Benchmark evaluates the compression of the reference enwik8 file. All compressors have been compiled with GCC 9.2 on 64-bit Linux. The reference system uses an AMD Ryzen Threadripper 2990WX. All measurements use default settings (no extra arguments). The elapsed Compression and Decompression times (wall clock) are given in seconds. The compression Ratio is given as uncompressed/compressed (more is better). SLOC means Source Lines Of Code.
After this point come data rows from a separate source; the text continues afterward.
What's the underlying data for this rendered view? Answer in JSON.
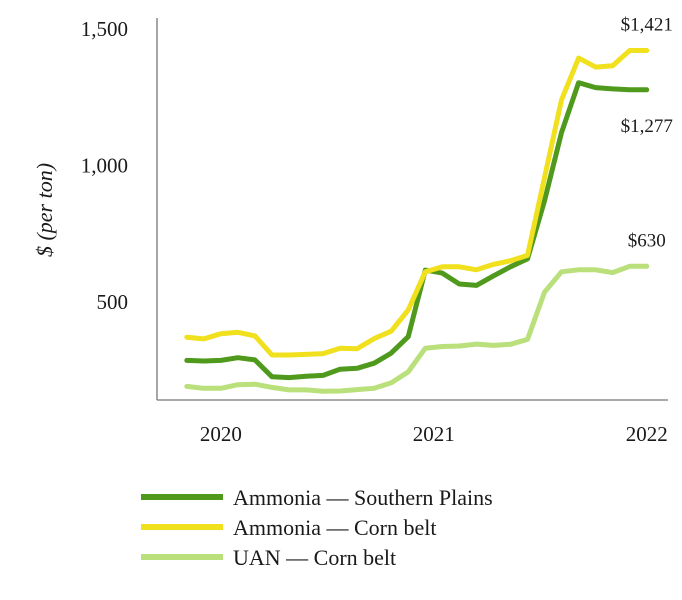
{
  "chart_data": {
    "type": "line",
    "title": "",
    "xlabel": "",
    "ylabel": "$ (per ton)",
    "ylim": [
      140,
      1540
    ],
    "xlim": [
      2019.7,
      2022.1
    ],
    "y_ticks": [
      {
        "value": 500,
        "label": "500"
      },
      {
        "value": 1000,
        "label": "1,000"
      },
      {
        "value": 1500,
        "label": "1,500"
      }
    ],
    "x_ticks": [
      {
        "value": 2020,
        "label": "2020"
      },
      {
        "value": 2021,
        "label": "2021"
      },
      {
        "value": 2022,
        "label": "2022"
      }
    ],
    "grid": false,
    "legend_position": "bottom",
    "series": [
      {
        "name": "Ammonia — Southern Plains",
        "color": "#4f9a1c",
        "x": [
          2019.84,
          2019.92,
          2020.0,
          2020.08,
          2020.16,
          2020.24,
          2020.32,
          2020.4,
          2020.48,
          2020.56,
          2020.64,
          2020.72,
          2020.8,
          2020.88,
          2020.96,
          2021.04,
          2021.12,
          2021.2,
          2021.28,
          2021.36,
          2021.44,
          2021.52,
          2021.6,
          2021.68,
          2021.76,
          2021.84,
          2021.92,
          2022.0
        ],
        "values": [
          285,
          283,
          285,
          295,
          287,
          225,
          222,
          227,
          230,
          253,
          256,
          275,
          312,
          372,
          616,
          605,
          565,
          560,
          595,
          628,
          657,
          870,
          1120,
          1303,
          1285,
          1280,
          1277,
          1277
        ]
      },
      {
        "name": "Ammonia — Corn belt",
        "color": "#f0e01e",
        "x": [
          2019.84,
          2019.92,
          2020.0,
          2020.08,
          2020.16,
          2020.24,
          2020.32,
          2020.4,
          2020.48,
          2020.56,
          2020.64,
          2020.72,
          2020.8,
          2020.88,
          2020.96,
          2021.04,
          2021.12,
          2021.2,
          2021.28,
          2021.36,
          2021.44,
          2021.52,
          2021.6,
          2021.68,
          2021.76,
          2021.84,
          2021.92,
          2022.0
        ],
        "values": [
          370,
          364,
          383,
          388,
          375,
          305,
          305,
          307,
          310,
          330,
          328,
          365,
          392,
          470,
          610,
          628,
          628,
          617,
          637,
          650,
          670,
          955,
          1240,
          1393,
          1360,
          1365,
          1421,
          1421
        ]
      },
      {
        "name": "UAN — Corn belt",
        "color": "#b9e07a",
        "x": [
          2019.84,
          2019.92,
          2020.0,
          2020.08,
          2020.16,
          2020.24,
          2020.32,
          2020.4,
          2020.48,
          2020.56,
          2020.64,
          2020.72,
          2020.8,
          2020.88,
          2020.96,
          2021.04,
          2021.12,
          2021.2,
          2021.28,
          2021.36,
          2021.44,
          2021.52,
          2021.6,
          2021.68,
          2021.76,
          2021.84,
          2021.92,
          2022.0
        ],
        "values": [
          190,
          183,
          183,
          196,
          198,
          186,
          177,
          177,
          172,
          173,
          178,
          183,
          203,
          243,
          330,
          336,
          338,
          345,
          340,
          344,
          362,
          535,
          610,
          617,
          617,
          607,
          630,
          630
        ]
      }
    ],
    "data_labels": [
      {
        "text": "$1,421",
        "x": 2022.0,
        "y": 1421,
        "position": "above"
      },
      {
        "text": "$1,277",
        "x": 2022.0,
        "y": 1277,
        "position": "below"
      },
      {
        "text": "$630",
        "x": 2022.0,
        "y": 630,
        "position": "above"
      }
    ]
  }
}
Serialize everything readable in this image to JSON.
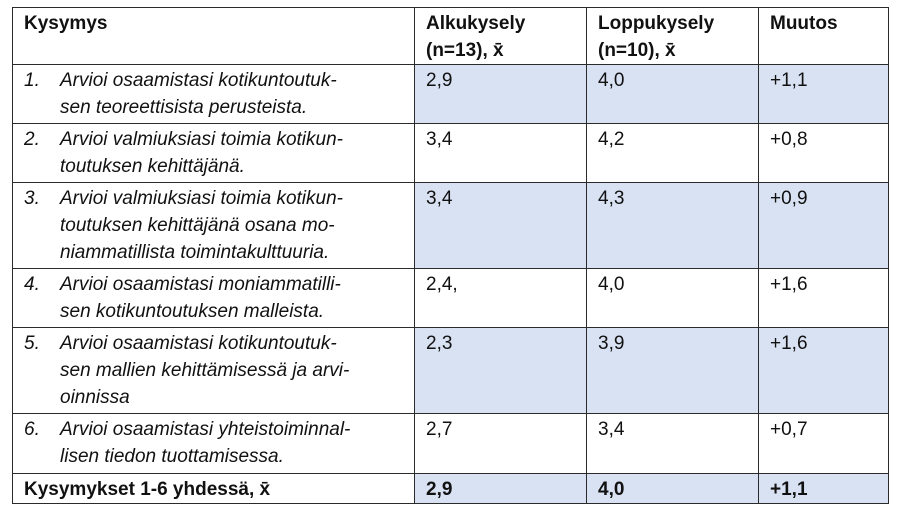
{
  "table": {
    "headers": {
      "question": "Kysymys",
      "pre_line1": "Alkukysely",
      "pre_line2": "(n=13), x̄",
      "post_line1": "Loppukysely",
      "post_line2": "(n=10), x̄",
      "change": "Muutos"
    },
    "rows": [
      {
        "num": "1.",
        "text": [
          "Arvioi osaamistasi kotikuntoutuk-",
          "sen teoreettisista perusteista."
        ],
        "pre": "2,9",
        "post": "4,0",
        "change": "+1,1"
      },
      {
        "num": "2.",
        "text": [
          "Arvioi valmiuksiasi toimia kotikun-",
          "toutuksen kehittäjänä."
        ],
        "pre": "3,4",
        "post": "4,2",
        "change": "+0,8"
      },
      {
        "num": "3.",
        "text": [
          "Arvioi valmiuksiasi toimia kotikun-",
          "toutuksen kehittäjänä osana mo-",
          "niammatillista toimintakulttuuria."
        ],
        "pre": "3,4",
        "post": "4,3",
        "change": "+0,9"
      },
      {
        "num": "4.",
        "text": [
          "Arvioi osaamistasi moniammatilli-",
          "sen kotikuntoutuksen malleista."
        ],
        "pre": "2,4,",
        "post": "4,0",
        "change": "+1,6"
      },
      {
        "num": "5.",
        "text": [
          "Arvioi osaamistasi kotikuntoutuk-",
          "sen mallien kehittämisessä ja arvi-",
          "oinnissa"
        ],
        "pre": "2,3",
        "post": "3,9",
        "change": "+1,6"
      },
      {
        "num": "6.",
        "text": [
          "Arvioi osaamistasi yhteistoiminnal-",
          "lisen tiedon tuottamisessa."
        ],
        "pre": "2,7",
        "post": "3,4",
        "change": "+0,7"
      }
    ],
    "total": {
      "label": "Kysymykset 1-6 yhdessä, x̄",
      "pre": "2,9",
      "post": "4,0",
      "change": "+1,1"
    }
  }
}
Bold font indicates the best result.
Compressor | Ratio | Compression time | Decompression time | SLOC |
---|---|---|---|---|
lz4 1.9.2 | 1.75 | 0.29 | 0.11 | 20 619 |
lzop 1.04 | 1.78 | 0.36 | 0.33 | 17 123 |
x | 1.88 | 1.03 | 0.91 | 700 |
gzip 1.9 | 2.74 | 4.69 | 0.63 | 48 552 |
zstd 1.3.7 | 2.80 | 0.55 | 0.18 | 111 948 |
bzip2 1.0.6 | 3.45 | 7.39 | 3.36 | 8 117 |
xz 5.2.4 | 3.79 | 53.70 | 1.40 | 43 534 |
brotli 1.0.7 | 3.88 | 3:05.59 | 0.34 | 35 372 |
The x uses an adaptive Golomb-Rice coding based on context modeling. The context model uses a single previous byte in the uncompressed stream to predict the next byte. The compressor can switch between fast compression mode (default) and multi-pass high compression mode.
make BUILD=release
or
make build-pgo
Compress:
./x INPUT-FILE [OUTPUT-FILE]
Decompress:
./unx INPUT-FILE [OUTPUT-FILE]
- David Barina, [email protected]
This project is licensed under the MIT License. See the LICENSE.md file for details.